Wertvoller Backkatalog Blackstone bietet offenbar für Pink-Floyd-Rechte

Rund eine halbe Milliarde Dollar soll der Musikkatalog der Rockband Pink Floyd wert sein. Zu den Bietern für die Rechte gehört nach Medienberichten auch die US-Investmentgesellschaft Blackstone.
Begehrte Songrechte: Die Band Pink Floyd, hier bei einem Konzert im Londoner Hyde Park im Juli 2005

Begehrte Songrechte: Die Band Pink Floyd, hier bei einem Konzert im Londoner Hyde Park im Juli 2005

Foto: MJ Kim / Getty Images

Die bekannte 1965 gegründete englische Band Pink Floyd verkauft die Urheberrechte an ihren Songs sowie die sogenannten Masterkopien.

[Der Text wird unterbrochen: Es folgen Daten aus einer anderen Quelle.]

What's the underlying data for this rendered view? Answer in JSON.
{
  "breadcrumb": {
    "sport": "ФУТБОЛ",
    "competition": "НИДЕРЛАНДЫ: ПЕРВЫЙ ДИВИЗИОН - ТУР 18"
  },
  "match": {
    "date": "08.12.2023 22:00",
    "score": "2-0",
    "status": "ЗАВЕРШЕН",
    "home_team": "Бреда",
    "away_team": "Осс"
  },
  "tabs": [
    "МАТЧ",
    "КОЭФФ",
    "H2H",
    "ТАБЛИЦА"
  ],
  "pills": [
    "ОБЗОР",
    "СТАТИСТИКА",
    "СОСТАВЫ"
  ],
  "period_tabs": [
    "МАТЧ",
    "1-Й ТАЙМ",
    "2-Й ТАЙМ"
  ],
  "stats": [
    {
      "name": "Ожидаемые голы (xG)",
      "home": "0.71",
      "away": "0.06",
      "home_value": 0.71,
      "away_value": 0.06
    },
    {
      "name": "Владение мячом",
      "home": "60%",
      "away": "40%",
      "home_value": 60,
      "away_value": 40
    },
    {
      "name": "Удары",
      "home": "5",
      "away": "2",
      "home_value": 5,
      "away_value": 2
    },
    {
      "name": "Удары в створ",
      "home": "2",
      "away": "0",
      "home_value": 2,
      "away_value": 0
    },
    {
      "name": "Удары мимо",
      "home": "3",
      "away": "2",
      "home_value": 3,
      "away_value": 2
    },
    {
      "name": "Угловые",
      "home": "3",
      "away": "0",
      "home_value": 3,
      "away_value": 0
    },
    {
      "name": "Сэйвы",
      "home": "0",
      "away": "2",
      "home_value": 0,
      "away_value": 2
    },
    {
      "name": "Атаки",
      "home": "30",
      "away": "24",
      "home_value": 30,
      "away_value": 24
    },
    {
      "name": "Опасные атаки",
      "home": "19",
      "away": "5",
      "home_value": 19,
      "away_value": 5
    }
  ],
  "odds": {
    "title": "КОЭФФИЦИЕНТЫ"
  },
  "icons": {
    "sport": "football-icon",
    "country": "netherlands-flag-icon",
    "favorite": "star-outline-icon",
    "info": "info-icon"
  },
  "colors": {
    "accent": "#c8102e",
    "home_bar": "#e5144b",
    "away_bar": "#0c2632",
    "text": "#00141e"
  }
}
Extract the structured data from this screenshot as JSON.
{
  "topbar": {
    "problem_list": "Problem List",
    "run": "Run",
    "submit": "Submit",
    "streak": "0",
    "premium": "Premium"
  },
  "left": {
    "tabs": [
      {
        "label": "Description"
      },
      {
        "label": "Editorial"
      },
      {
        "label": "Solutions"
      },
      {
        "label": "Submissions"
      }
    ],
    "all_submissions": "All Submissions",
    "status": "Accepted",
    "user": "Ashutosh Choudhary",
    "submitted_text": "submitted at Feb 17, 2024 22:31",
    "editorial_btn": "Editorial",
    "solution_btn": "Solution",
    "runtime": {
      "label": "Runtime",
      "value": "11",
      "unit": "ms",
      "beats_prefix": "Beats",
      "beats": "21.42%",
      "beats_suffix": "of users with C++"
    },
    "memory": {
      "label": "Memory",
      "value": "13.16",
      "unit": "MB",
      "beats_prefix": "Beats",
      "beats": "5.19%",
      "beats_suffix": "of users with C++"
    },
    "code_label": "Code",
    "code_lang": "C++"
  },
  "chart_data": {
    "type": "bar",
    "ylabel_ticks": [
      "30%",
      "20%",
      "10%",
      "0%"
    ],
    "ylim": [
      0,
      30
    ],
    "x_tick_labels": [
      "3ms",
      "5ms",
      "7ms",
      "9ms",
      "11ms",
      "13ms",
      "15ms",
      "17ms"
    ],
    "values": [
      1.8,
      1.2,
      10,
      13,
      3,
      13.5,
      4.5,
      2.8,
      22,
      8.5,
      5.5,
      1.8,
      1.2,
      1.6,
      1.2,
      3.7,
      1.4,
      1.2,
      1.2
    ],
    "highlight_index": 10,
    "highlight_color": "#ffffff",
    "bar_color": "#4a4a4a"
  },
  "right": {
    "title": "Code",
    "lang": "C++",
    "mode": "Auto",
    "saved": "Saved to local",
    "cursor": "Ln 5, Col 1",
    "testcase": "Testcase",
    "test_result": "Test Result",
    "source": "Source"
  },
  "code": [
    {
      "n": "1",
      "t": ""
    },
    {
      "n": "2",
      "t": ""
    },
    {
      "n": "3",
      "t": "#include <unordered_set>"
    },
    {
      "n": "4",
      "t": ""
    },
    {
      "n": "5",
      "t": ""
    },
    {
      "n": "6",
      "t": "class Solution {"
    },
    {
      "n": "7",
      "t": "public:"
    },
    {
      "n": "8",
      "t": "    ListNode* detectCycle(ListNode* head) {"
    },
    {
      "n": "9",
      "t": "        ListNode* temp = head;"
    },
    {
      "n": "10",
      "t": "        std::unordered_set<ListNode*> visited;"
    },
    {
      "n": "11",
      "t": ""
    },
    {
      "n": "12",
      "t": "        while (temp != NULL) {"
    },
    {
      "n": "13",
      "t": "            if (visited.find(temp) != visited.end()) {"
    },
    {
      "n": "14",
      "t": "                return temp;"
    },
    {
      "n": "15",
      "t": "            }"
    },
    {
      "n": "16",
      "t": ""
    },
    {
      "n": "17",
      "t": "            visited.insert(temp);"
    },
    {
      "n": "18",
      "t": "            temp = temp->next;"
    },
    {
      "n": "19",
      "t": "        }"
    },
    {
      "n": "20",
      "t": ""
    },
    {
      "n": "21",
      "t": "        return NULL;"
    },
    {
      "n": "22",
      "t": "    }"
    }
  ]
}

Damit könnte dieser Backkatalog zu einem der wertvollsten der Musikgeschichte werden. Zu den Bietern gehört neben Sony Music, Warner Music und BMG offenbar auch die US-Investmentgesellschaft Blackstone, wie die "Financial Times" berichtet .

Der Deal könnte demnach über eine Tochtergesellschaft "Hipgnosis Song Management" (HSM) von Blackstone abgeschlossen werden. Geschätzt wird der Wert der Rechte an Songs wie "Another brick in the wall" oder "Wish you were here" auf rund 500 Millionen US-Dollar. Das 1973 veröffentlichte Album "Dark side of the moon" ist das weltweit am drittbesten verkaufte Album aller Zeiten. Sollte Blackstone hier erfolgreich sein, dürfte das laut dem Zeitungsartikel den Ruf des Unternehmens als ein Hauptakteur im Geschäft mit Musikrechten weiter steigern.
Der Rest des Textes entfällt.